I didn’t hear them objecting to the water cannon or stun guns introduced in NSW for instance, or the oppressive laws re bikies, that can be used against any organization the NSW govt takes a dislike to. We’re a very small distance away from the possibility of Tiananmen Square. Maybe I’ll see the day, when the law enforcers are on the street to protect me from oppressive laws made by govts that want to resume open spaces, that should be accessible to us all; threaten workers with jail for fighting for their right to a safe workplace; mine coal in fertile areas needed for growing food, or save trees from being demolished for a pulp mill that will pollute the oceans, wineries, food growing areas and the people around it, to name just a few ! Maybe a journalist will have the guts to challenge politicians over their hypocrisy! Maybe?
Does LIZ45 think the money from a self-centred and dwindling union movement predominantly based in the public sector is enought to buy educated labor pollies, who know how to work the Labor pre-selection machine – many of whom have never done dirty work?
The public associates the officials of the building workers’ and like unions with the emotive, descriptive words of LIZ45’s first para. In typical Stalinist style, Labor pollies just cannot have the grubby and rude workers calling the shots unexpectedly, especially using the nasty sort of bullying most young Labor pollies thought they’d left behind once they made it to uni. And what would the PM’s staff think – heavens, imagine the damage those nasty workers would do to today’s controlled political agenda!
Why does Julia make me catch so many echoes of Margaret Thatcher? It’s not just the sinilar suits: this lady is not for crossing. And she’s loved, in a sort of terrifying nursery way, by the right, wherever those might be found.
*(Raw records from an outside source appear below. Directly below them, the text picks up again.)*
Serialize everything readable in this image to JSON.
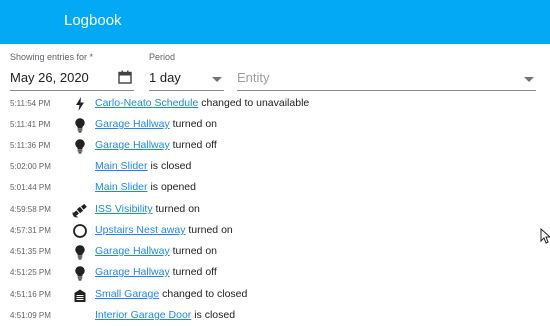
{
  "header": {
    "title": "Logbook",
    "color": "#03a9f4"
  },
  "filters": {
    "date_label": "Showing entries for *",
    "date_value": "May 26, 2020",
    "period_label": "Period",
    "period_value": "1 day",
    "entity_placeholder": "Entity"
  },
  "entries": [
    {
      "time": "5:11:54 PM",
      "icon": "lightning-icon",
      "name": "Carlo-Neato Schedule",
      "action": "changed to unavailable"
    },
    {
      "time": "5:11:41 PM",
      "icon": "lightbulb-icon",
      "name": "Garage Hallway",
      "action": "turned on"
    },
    {
      "time": "5:11:36 PM",
      "icon": "lightbulb-icon",
      "name": "Garage Hallway",
      "action": "turned off"
    },
    {
      "time": "5:02:00 PM",
      "icon": "",
      "name": "Main Slider",
      "action": "is closed"
    },
    {
      "time": "5:01:44 PM",
      "icon": "",
      "name": "Main Slider",
      "action": "is opened"
    },
    {
      "time": "4:59:58 PM",
      "icon": "satellite-icon",
      "name": "ISS Visibility",
      "action": "turned on"
    },
    {
      "time": "4:57:31 PM",
      "icon": "circle-outline-icon",
      "name": "Upstairs Nest away",
      "action": "turned on"
    },
    {
      "time": "4:51:35 PM",
      "icon": "lightbulb-icon",
      "name": "Garage Hallway",
      "action": "turned on"
    },
    {
      "time": "4:51:25 PM",
      "icon": "lightbulb-icon",
      "name": "Garage Hallway",
      "action": "turned off"
    },
    {
      "time": "4:51:16 PM",
      "icon": "garage-icon",
      "name": "Small Garage",
      "action": "changed to closed"
    },
    {
      "time": "4:51:09 PM",
      "icon": "",
      "name": "Interior Garage Door",
      "action": "is closed"
    }
  ]
}
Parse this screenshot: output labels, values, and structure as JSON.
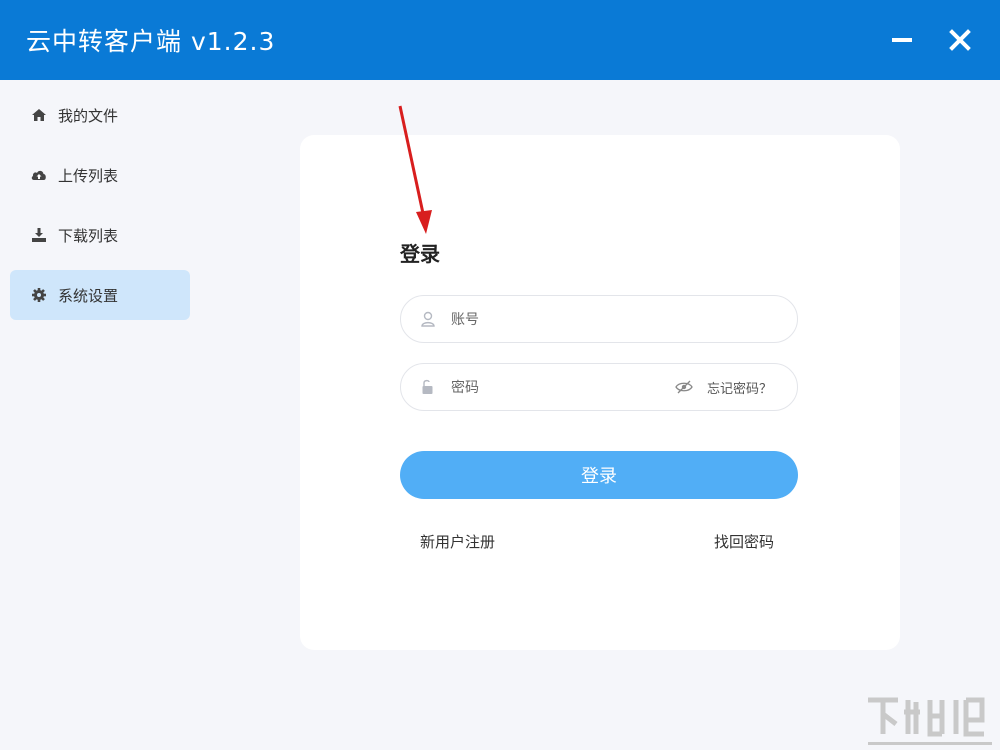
{
  "window": {
    "title": "云中转客户端 v1.2.3"
  },
  "sidebar": {
    "items": [
      {
        "label": "我的文件",
        "icon": "home-icon"
      },
      {
        "label": "上传列表",
        "icon": "cloud-upload-icon"
      },
      {
        "label": "下载列表",
        "icon": "download-icon"
      },
      {
        "label": "系统设置",
        "icon": "gear-icon",
        "active": true
      }
    ]
  },
  "login": {
    "title": "登录",
    "account_placeholder": "账号",
    "password_placeholder": "密码",
    "forgot_label": "忘记密码？",
    "submit_label": "登录",
    "register_label": "新用户注册",
    "recover_label": "找回密码"
  },
  "colors": {
    "titlebar": "#0a7ad6",
    "accent_button": "#51aef6",
    "active_item": "#cfe6fb",
    "annotation_arrow": "#d81e1e"
  }
}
No, let’s cut loose the dirty workers, sustain and cosy up to the public-sector unionists, and create the antiodean nomenklaturia to rule the workers’ paradise.
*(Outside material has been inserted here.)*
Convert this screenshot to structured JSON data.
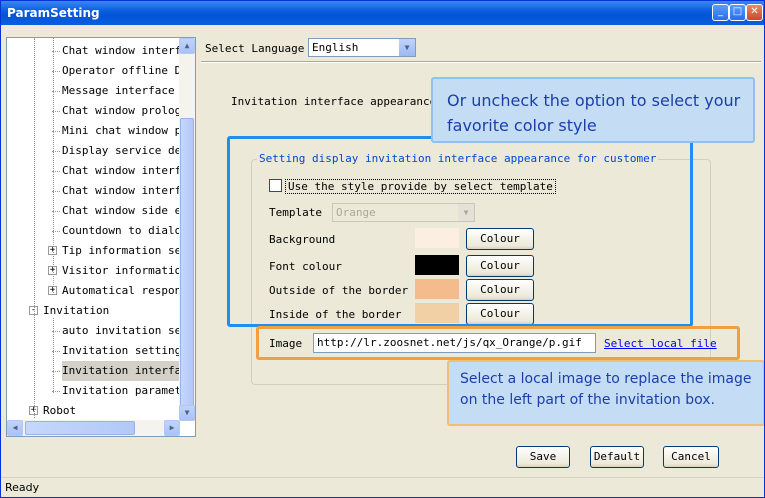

What was Gillard talking about? Dave Noonan didn’t know of any balaclava thugs speeding across Melbourne. Liz T is right. The ABCC would be at home in a dictatorship but should not exist in Australia, a so called democracy. The delegates to the ACTU Congress were right when they heckled Gillard with “one law for all.” That is what it should be and this right wing Labor Government (forget centrist!!) should be ashamed that the ABCC has persisted as long as it has and their plans for replacing it. The main issue on building sites is safety and the prevention of untimely death and injury. If the unions did not campaign for safety, no-one else would.
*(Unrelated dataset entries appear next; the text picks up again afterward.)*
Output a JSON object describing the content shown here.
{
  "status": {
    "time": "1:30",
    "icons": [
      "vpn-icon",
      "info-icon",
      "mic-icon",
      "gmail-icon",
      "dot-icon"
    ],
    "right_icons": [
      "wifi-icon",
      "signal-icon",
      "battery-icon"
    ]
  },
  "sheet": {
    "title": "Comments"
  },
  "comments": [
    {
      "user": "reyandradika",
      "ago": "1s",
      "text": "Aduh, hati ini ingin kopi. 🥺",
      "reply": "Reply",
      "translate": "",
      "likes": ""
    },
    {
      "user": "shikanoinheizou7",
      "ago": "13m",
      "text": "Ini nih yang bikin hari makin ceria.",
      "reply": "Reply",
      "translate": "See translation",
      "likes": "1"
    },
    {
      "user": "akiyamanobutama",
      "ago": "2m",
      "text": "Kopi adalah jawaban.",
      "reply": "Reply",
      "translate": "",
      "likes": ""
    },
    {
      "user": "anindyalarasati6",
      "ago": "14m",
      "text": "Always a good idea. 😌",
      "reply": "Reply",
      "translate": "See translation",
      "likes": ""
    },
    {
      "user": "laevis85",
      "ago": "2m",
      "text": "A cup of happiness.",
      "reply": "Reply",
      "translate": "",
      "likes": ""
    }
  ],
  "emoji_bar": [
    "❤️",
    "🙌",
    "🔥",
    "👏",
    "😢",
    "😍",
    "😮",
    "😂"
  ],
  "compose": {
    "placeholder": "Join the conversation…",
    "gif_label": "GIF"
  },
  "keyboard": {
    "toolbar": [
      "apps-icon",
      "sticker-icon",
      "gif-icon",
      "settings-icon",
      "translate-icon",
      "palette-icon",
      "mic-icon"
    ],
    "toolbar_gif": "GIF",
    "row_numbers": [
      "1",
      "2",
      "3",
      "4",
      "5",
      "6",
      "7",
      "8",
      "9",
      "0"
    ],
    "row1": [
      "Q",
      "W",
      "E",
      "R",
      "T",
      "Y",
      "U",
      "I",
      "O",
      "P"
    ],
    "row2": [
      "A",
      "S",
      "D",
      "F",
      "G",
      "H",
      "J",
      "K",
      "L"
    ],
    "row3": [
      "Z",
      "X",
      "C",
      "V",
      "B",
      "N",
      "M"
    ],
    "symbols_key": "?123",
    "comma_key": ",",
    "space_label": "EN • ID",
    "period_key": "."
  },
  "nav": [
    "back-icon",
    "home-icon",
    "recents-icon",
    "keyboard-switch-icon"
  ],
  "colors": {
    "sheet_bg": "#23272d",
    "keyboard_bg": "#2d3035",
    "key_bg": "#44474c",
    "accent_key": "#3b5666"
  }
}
Companies, director charged over worker deaths
05 June 2009 | Content provided to you by AAP.
BRISBANE, June 5 AAP – Charges have been laid against three companies and an executive officer following an investigation into the deaths of two Gold Coast workers last year.
The workers were fatally injured on 21 June 2008 when the swing stage scaffold they were using to carry out concrete patchwork on the Pegasus high-rise, then under construction at Broadbeach, failed and they fell 26 levels to the ground.
The charges allege various breaches of the Workplace Health and Safety Act 1995 for failing to ensure the health and safety of the workers.
Allscaff Systems, which erected the swing stage, is charged with failing to ensure the plant was erected in a way that ensured it was safe when used properly.
Ralph Michael Smith, director of Allscaff Systems, is charged with failing to ensure the company complied with its obligations under the Workplace Health and Safety Act.
Karimbla Construction Services, which built the high-rise, is charged with breaching obligations as a person in control of a workplace and as project manager.
Pryme Constructions, which undertook the concrete patching, is charged with breaching its obligations to ensure workplace health and safety.
In a statement, Workplace Health and Safety Queensland said it had advised the deceased workers families that the investigation into the incident is complete and charges have been laid.
The complaints are scheduled for mention in the Southport Industrial Magistrates Court on June 26.